The film was practically made for me - I love Hugh Jackman and he makes a great `monster hunter.' Kate Beckinsale is naturally sexy as his kick-a$$ love interest. David Wenham adds some comic relief as Van Helsing and Richard Roxborough is brilliantly campy as Count Dracula. Then there are more monsters crammed into this film than Jabba the Hutt's palace. What more could I want?

Um, I don't exactly know, but I'm not alone in my confusion. Van Helsing was supposed to be the start of some sort of action/horror franchise. It was certainly given the budget and star-power to launch such a venture. However, it was - almost - a financial flop. It was sort of successful, but not enough to get a proper sequel (there is a lower budget animated one, but that wasn't the original intention).

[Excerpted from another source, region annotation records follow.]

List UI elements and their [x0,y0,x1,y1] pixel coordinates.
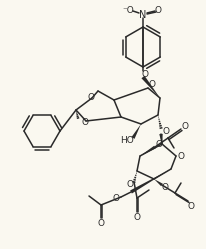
Text: O: O [187,201,194,210]
Text: O: O [126,180,133,188]
Text: O: O [178,151,185,161]
Text: O: O [156,139,163,148]
Text: ⁻O: ⁻O [122,5,134,14]
Polygon shape [131,124,141,139]
Polygon shape [130,169,171,193]
Text: O: O [112,193,119,202]
Text: O: O [82,118,89,126]
Text: O: O [154,5,162,14]
Text: N: N [139,10,147,20]
Polygon shape [154,179,163,186]
Text: O: O [162,183,169,191]
Polygon shape [142,76,160,98]
Text: O: O [142,69,149,78]
Text: O: O [163,126,170,135]
Polygon shape [159,134,163,144]
Text: O: O [88,92,95,102]
Text: O: O [181,122,188,130]
Text: HO: HO [120,135,134,144]
Text: O: O [149,79,156,88]
Text: O: O [133,212,140,222]
Polygon shape [140,146,156,156]
Text: O: O [97,219,104,228]
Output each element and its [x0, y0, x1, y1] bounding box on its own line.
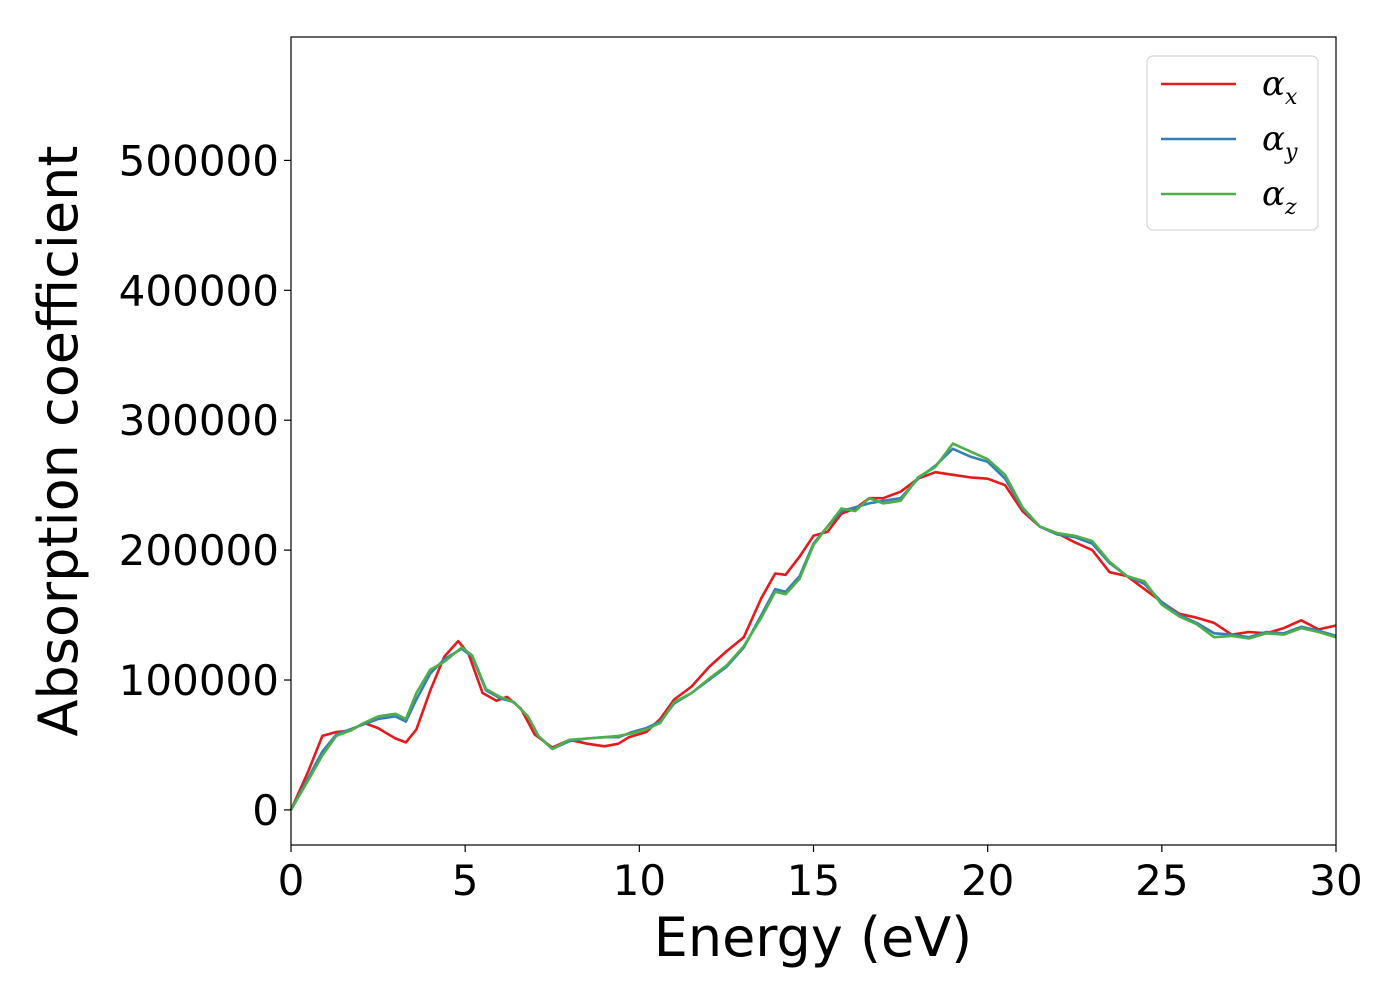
- x-tick-label: 5: [452, 856, 479, 905]
- y-tick-label: 300000: [119, 396, 279, 445]
- y-tick-label: 400000: [119, 266, 279, 315]
- x-tick-label: 25: [1135, 856, 1188, 905]
- x-tick-label: 20: [961, 856, 1014, 905]
- y-tick-label: 100000: [119, 656, 279, 705]
- y-axis: 0 100000 200000 300000 400000 500000: [119, 136, 291, 835]
- y-tick-label: 200000: [119, 526, 279, 575]
- legend-box: [1146, 55, 1319, 231]
- series-line-x: [289, 470, 1337, 811]
- series-line-y: [289, 447, 1337, 811]
- x-axis: 0 5 10 15 20 25 30: [278, 845, 1363, 905]
- series-line-z: [289, 442, 1337, 811]
- x-axis-title: Energy (eV): [654, 906, 973, 969]
- y-tick-label: 0: [252, 786, 279, 835]
- x-tick-label: 10: [613, 856, 666, 905]
- plot-lines: [289, 442, 1337, 811]
- x-tick-label: 0: [278, 856, 305, 905]
- x-tick-label: 30: [1309, 856, 1362, 905]
- y-tick-label: 500000: [119, 136, 279, 185]
- y-axis-title: Absorption coefficient: [27, 146, 90, 737]
- x-tick-label: 15: [787, 856, 840, 905]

Perhaps it's the overuse of CGI? Sometimes everything on screen starts to blur into one mass of animation. Perhaps it's that the characters are a little too indestructible to be believable. Seriously... these (supposedly totally human) characters get dropped from great heights again and again and just get up like nothing has happened - a minor gripe, but it always bugged me.

If you're a fan of `old school' horror, i.e. you know about the Dracula/Frankenstein myths then you might like this, because it certainly pays homage to the classics. It has a lot of charm (kudos to Frankenstein's monster and Drac himself), but somehow falls slightly short of being the modern day classic it was meant to be.